Diesmal mit einem zauberhaften französischen Programm. Die Komponistenelite der vorletzten Jahrhunderwende wartet auf:
Zu Beginn das herrlich absurde Stück „Le bœuf sur le toit“, also das Rind auf dem Dach, von Darius Milhaud. Ein Tanzstück, stark von Milhauds Zeit in Brasilien beeinflusst – doch das Rind ist komponiert wie eine dezent torkelnde Giraffe, die das Kunststück mit den Sambaschritten nicht richtig hinbekommt. Vielleicht hören wir ein Karnevalskostüm, wer weiß. Dieser musikalische Scherz macht richtig gute Laune, der halbe Saal wippt mit. Der Trompeter links vor mir und die Cellistin weiter rechts vor mir grinsen, strahlen, lachen immer wieder. Die Proben müssen schon witzig gewesen sein.
Es folgen zwei Nummern aus den Gymnopédies und Gnossiennes von Satie. Zwischen Poesie und Ironie irisierende Klavierstücke, die von den weiteren französischen Großmeistern Debussy und Poulenc orchestriert wurden.
Auch Satie hatte es mit musikalischem Humor. Er war der Autor von Klavierwerken mit so einleuchtenden Titeln wie „Sonatine bureaucratique“ (bürokratische Sonatine) oder der drei Stücke in Form einer Birne. Heute stehen aber die zarten, tänzerischen Werke auf dem Programm, deren Titel gar nichts Rechtes bedeuten. Satie hat sie sich ausgedacht. Vielleicht haben die Gnossiennes etwas mit gnostisch zu tun oder dem Ort Knossos auf Kreta. Die Wissenschaft rätselt!
Außerdem hören wir heute gar kein Klavier, sondern immer das ganze Orchester. Eine der am Ende des kurzen Abends verlesenen Fragen an den Maestro richtet sich daher darauf, wie man eigentlich Klavierstücke orchestriert. Fischer schlägt vor, ein großes Blatt Papier mit vielen Linien zu nehmen und die Orchesterstimmen darauf zu notieren. Ob wohl das Augenzwinkern von Milhaud und Satie auf den Mann mit dem Taktstock abgefärbt hat?
Zum Abschluss Ravel mit La Valse, dem Tanz in die Katastrophe. Fischer erläutert sehr witzig, wie man Walzer tanzt und warum die Wiener Philharmoniker so gut Walzer spielen können. Ein Fall von Folklore… Er nimmt die Thematik des paradox gebrochenen Stücks in seinen Abschlussworten noch einmal auf und (v)erklärt das Konzertorchester und überhaupt alle Orchester zu einem Künder der Wahrheit. Wenn Kunst Wahrheit ist, dann steht sie notwendigerweise im Widerspruch zu Fake News und Populismus. Mittendrin im Orchester lasse sich das, so meint er, auch inhaltlich besonders gut erfassen. Mittendrin im Orchester glauben wir ihm das bereitwillig. Wer möchte auch nicht auf der Seite der Wahrheit stehen!

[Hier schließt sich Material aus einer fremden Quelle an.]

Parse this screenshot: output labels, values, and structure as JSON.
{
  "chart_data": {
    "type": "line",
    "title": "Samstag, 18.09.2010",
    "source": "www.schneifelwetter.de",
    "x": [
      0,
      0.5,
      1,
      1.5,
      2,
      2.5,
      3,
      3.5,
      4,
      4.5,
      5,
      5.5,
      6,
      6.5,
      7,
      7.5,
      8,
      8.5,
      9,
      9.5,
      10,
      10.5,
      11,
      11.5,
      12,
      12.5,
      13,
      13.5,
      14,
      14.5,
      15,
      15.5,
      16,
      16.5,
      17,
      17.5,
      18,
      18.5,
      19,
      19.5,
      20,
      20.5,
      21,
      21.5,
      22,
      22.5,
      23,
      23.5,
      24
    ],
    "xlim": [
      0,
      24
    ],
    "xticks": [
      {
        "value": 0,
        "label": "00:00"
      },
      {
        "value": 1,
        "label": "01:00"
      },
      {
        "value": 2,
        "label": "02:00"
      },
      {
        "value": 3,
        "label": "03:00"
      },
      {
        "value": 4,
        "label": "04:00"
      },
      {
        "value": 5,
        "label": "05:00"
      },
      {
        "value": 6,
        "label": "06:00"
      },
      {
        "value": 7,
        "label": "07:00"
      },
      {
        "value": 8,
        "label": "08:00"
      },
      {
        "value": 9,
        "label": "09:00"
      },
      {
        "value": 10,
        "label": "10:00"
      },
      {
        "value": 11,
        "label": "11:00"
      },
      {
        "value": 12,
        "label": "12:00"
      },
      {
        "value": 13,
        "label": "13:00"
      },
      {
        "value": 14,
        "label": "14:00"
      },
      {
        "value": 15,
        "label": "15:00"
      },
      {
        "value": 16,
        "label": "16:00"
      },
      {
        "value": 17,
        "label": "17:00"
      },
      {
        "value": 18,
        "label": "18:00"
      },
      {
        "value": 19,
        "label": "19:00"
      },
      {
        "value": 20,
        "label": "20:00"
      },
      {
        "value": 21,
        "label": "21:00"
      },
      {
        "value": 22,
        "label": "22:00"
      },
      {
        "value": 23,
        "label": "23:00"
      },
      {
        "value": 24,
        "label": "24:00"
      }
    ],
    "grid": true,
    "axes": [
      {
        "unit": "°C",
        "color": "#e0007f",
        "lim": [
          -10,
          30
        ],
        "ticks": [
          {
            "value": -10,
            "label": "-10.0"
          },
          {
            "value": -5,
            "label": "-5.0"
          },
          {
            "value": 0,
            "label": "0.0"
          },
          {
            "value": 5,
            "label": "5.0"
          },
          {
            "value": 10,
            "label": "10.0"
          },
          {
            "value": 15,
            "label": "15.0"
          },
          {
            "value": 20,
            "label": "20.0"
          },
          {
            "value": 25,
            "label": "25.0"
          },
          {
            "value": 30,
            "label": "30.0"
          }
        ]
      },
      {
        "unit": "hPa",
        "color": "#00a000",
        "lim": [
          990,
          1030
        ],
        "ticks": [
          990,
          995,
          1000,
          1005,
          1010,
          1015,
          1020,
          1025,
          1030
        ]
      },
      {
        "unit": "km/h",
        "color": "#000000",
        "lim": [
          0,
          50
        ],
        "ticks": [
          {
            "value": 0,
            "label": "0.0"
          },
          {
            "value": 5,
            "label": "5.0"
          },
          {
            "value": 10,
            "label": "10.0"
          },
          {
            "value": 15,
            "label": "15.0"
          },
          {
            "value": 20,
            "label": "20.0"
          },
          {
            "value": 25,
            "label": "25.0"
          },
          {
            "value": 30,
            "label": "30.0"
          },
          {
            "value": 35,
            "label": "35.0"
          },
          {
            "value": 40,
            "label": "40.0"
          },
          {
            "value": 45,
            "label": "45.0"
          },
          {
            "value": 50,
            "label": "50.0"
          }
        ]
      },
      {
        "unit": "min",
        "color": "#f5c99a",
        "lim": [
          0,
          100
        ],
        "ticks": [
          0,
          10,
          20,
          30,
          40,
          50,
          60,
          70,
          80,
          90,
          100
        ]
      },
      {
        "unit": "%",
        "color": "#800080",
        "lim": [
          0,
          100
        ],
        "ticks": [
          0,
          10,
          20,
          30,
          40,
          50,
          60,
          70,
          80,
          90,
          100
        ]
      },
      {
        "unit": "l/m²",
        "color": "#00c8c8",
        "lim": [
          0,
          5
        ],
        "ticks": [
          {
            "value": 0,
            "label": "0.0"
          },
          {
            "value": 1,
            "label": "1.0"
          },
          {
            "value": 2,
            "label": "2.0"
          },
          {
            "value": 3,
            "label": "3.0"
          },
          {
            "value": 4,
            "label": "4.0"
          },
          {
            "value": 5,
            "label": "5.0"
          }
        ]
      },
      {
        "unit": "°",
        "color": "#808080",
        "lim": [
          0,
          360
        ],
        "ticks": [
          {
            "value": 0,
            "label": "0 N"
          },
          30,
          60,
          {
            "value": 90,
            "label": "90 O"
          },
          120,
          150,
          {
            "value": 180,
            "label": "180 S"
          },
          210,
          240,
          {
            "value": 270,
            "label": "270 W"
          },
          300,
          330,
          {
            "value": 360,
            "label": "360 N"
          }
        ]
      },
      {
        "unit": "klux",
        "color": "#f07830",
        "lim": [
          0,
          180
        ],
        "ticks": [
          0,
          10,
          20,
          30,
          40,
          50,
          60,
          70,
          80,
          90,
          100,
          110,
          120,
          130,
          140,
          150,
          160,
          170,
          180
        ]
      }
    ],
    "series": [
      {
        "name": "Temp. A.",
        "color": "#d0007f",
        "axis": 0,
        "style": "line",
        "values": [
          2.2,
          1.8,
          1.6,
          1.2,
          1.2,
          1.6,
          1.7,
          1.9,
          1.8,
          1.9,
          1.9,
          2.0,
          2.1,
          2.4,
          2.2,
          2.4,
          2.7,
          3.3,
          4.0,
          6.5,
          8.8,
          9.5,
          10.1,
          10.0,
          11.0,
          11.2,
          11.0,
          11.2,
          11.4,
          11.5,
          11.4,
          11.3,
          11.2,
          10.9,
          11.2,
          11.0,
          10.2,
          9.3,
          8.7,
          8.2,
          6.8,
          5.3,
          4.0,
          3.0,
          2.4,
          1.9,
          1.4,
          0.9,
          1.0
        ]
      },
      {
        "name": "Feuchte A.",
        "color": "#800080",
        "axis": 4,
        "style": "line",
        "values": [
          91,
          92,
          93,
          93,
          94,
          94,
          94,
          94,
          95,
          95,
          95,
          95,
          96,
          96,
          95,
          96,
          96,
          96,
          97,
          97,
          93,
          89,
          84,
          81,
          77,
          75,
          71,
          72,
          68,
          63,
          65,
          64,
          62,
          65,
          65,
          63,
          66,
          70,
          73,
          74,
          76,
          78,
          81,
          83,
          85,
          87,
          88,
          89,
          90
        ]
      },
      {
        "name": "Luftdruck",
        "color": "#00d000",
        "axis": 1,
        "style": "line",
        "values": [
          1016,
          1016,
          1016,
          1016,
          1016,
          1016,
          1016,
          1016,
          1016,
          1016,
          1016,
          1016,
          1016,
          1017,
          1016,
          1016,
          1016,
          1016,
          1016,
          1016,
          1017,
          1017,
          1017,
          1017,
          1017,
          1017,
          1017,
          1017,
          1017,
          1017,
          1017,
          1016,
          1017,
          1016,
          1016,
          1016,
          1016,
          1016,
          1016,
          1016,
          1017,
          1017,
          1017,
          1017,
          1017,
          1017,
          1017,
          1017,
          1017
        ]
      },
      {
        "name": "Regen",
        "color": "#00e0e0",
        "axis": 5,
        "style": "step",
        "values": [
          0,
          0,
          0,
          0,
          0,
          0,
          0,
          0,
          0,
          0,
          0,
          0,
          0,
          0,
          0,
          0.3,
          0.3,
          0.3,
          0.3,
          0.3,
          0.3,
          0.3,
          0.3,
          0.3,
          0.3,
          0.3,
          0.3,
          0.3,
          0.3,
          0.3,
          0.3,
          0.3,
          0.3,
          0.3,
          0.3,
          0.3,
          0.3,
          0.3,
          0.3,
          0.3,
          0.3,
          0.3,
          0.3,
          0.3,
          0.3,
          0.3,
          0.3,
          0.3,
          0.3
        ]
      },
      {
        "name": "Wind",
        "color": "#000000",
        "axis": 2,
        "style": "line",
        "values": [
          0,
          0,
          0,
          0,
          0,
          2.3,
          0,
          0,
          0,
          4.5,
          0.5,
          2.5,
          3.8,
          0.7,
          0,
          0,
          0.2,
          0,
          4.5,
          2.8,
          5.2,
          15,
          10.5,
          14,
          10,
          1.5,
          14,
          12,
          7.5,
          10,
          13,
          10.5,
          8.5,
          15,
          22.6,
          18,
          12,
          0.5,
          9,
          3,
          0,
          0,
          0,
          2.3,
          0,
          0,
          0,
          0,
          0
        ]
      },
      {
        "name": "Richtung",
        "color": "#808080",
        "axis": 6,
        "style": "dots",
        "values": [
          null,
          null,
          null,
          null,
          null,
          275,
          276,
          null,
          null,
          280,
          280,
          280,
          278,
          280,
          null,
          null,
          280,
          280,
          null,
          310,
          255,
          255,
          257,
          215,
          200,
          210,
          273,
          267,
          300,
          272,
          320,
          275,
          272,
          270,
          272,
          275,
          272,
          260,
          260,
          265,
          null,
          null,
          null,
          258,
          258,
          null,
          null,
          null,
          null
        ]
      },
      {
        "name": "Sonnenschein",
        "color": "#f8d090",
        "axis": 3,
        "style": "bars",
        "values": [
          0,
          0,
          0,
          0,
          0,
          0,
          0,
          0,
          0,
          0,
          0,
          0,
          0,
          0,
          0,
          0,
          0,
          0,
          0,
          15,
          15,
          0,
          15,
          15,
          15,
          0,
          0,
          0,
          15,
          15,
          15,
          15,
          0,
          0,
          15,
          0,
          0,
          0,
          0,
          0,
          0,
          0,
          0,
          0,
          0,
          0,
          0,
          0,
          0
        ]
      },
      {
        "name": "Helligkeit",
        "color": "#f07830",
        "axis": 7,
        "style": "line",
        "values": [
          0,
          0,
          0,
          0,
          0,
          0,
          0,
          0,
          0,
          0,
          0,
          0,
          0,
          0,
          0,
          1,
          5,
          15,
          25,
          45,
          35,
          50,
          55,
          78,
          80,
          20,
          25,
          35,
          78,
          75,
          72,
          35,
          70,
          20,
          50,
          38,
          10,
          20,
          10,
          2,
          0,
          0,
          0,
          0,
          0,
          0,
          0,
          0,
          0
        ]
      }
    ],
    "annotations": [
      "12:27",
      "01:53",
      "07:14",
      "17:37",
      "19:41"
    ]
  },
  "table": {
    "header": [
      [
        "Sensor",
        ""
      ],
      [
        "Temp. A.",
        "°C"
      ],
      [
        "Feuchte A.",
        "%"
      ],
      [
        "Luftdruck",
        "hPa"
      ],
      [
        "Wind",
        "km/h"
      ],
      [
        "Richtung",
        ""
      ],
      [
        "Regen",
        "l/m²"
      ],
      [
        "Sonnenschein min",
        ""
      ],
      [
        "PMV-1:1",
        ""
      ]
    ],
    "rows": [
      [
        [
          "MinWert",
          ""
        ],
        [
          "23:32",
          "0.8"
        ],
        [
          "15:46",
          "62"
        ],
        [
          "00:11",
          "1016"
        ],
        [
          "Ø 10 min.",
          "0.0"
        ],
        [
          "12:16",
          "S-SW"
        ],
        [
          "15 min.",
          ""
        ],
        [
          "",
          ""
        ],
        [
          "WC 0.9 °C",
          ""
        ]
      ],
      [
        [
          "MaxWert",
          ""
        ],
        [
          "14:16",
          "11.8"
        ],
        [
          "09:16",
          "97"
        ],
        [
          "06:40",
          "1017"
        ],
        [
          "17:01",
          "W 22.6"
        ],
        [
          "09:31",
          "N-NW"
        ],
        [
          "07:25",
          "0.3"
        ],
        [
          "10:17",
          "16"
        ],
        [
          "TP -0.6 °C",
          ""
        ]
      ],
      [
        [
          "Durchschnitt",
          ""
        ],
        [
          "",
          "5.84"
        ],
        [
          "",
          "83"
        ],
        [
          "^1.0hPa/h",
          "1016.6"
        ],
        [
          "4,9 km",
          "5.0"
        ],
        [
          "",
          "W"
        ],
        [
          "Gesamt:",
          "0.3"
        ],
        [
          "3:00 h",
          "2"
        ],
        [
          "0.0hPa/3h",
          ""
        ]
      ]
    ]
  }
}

Die vier choreographierenden Musikstücke entlassen das Publikum auf eisglatte Wege. Mein Wagen steht zum Glück im Parkhaus und ist nicht eingeschneit. Als ich einsteige, frage ich mich einen Moment lang, wie ich meinen langen gelben Hals durch die Autotür und vor allem unters Autodach bekommen soll. Das Rind auf dem Dach ist wohl doch besser als die Giraffe im Tutu. So viel Wahrheit war selten. Oder? Tanzen Sie gut durch die Nacht. Und träumen Sie was Absurdes.